Resistoma contra os micróbios assassinos

MARCELO LEITE
COLUNISTA DA FOLHA

Depois do genoma, do proteoma, do transcriptoma e do metaboloma, a tecnobiologia lança mais um neologismo: resistoma. Desta vez, no entanto, em lugar de esperanças exageradas nos superpoderes da biologia molecular, um pesadelo se esconde por trás do vocábulo inventado. O que ele anuncia é uma tentativa de organizar os recursos da ciência humana contra as armas de destruição em massa manejadas pelos micróbios.
O pesadelo se chama resistência a antibióticos, lado escuro da força antimicrobiana descoberta em 1928, com a penicilina. Depois viriam a estreptomicina, em 1943, e uma longa série de compostos químicos capazes de matar micróbios, como bactérias e fungos. Começava uma nova era da medicina, em que a humanidade podia sonhar com o controle de flagelos ancestrais, como a tuberculose.

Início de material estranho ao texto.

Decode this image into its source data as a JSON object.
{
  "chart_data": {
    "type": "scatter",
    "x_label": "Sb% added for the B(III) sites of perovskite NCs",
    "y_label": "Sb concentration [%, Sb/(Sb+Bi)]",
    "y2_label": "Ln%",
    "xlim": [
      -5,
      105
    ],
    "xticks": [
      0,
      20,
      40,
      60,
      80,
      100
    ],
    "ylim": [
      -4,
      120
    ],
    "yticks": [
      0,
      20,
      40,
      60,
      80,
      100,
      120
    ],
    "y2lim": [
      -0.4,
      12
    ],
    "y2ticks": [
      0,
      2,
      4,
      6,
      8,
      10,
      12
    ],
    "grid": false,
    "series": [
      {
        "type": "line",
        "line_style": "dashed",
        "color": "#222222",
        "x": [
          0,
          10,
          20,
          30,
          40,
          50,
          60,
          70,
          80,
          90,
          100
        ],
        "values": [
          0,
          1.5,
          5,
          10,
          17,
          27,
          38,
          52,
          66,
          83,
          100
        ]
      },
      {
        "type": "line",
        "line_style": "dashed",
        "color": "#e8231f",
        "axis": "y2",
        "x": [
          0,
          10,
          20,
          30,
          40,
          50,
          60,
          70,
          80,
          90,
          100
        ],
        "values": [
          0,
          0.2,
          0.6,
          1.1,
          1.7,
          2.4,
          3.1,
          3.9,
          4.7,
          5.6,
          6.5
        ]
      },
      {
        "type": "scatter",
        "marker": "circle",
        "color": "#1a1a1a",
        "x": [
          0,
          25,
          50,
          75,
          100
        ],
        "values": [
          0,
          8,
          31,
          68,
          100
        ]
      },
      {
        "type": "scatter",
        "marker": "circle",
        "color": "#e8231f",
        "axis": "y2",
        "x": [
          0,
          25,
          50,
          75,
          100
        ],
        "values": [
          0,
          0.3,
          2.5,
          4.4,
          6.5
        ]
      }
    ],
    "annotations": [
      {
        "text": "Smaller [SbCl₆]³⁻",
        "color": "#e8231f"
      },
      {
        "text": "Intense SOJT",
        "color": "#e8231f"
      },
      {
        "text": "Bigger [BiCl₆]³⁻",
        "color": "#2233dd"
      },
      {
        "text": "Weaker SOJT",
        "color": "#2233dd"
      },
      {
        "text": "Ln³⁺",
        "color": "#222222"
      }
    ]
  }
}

De 480 microrganismos isolados numa amostra de solo, cada um era resistente a no mínimo seis antibióticos


Muitos germes são verdadeiras máquinas de sobreviver, tendo ocupado a Terra milhões de anos antes dos seres humanos. Seu império contra-atacou. Cada novo antibiótico encontrado ou sintetizado pela tecnologia humana matava a maioria dos micróbios, mas ao mesmo tempo selecionava uns poucos imunes ao veneno, que se multiplicavam e passavam a dominar a cena. Surgiram as infecções resistentes que hoje assombram enfermarias de hospitais.
O que pouca gente sabe é que muitos antibióticos são produzidos pelos próprios micróbios, como germes do solo. Serviram, por isso, de fonte de inspiração para criar vários agentes químicos antimicrobianos. Uma equipe da Universidade McMaster (Canadá) resolveu, no entanto, fazer um levantamento entre eles não para identificar novos antibióticos, mas sua resistência aos compostos -o tal resistoma, um mapa indicando quais germes podem sobreviver a quais drogas.
O resultado, publicado anteontem no periódico "Science", é um iceberg escuro e pavoroso. De 480 microrganismos isolados numa amostra de solo, cada um era resistente a no mínimo seis antibióticos. Alguns se mostraram capazes de sobreviver a até 20 drogas, inclusive algumas inteiramente sintéticas (como a ciprofloxacina), que não foram copiadas de outros germes pela tecnologia humana.
Muito estranho. Não há vantagem aparente em um micróbio apresentar resistência a substância que não é produzida por outros microrganismos. A hipótese mais provável, levantada na mesma edição de "Science" por Alexander Tomasz, da Universidade Rockefeller (EUA), é que essa resistência tenha sido selecionada pela presença de resíduos de ciprofloxacina no ambiente, decorrente do uso excessivo e descontrolado dessa e de outras drogas.
Há mais, no entanto. A pesquisa canadense indica ainda que essas formas de resistência podem estar se espalhando não só por meio da boa e velha seleção darwiniana, mas por uma espécie de contrabando de armas de destruição em massa: troca de informação genética entre os vários micróbios, fruto da ação de agentes moleculares conhecidos como plasmídeos.
Torça para o resistoma produzir contra-informação suficiente para enfrentarmos o Eixo do Mal. Este, pelo menos, é real.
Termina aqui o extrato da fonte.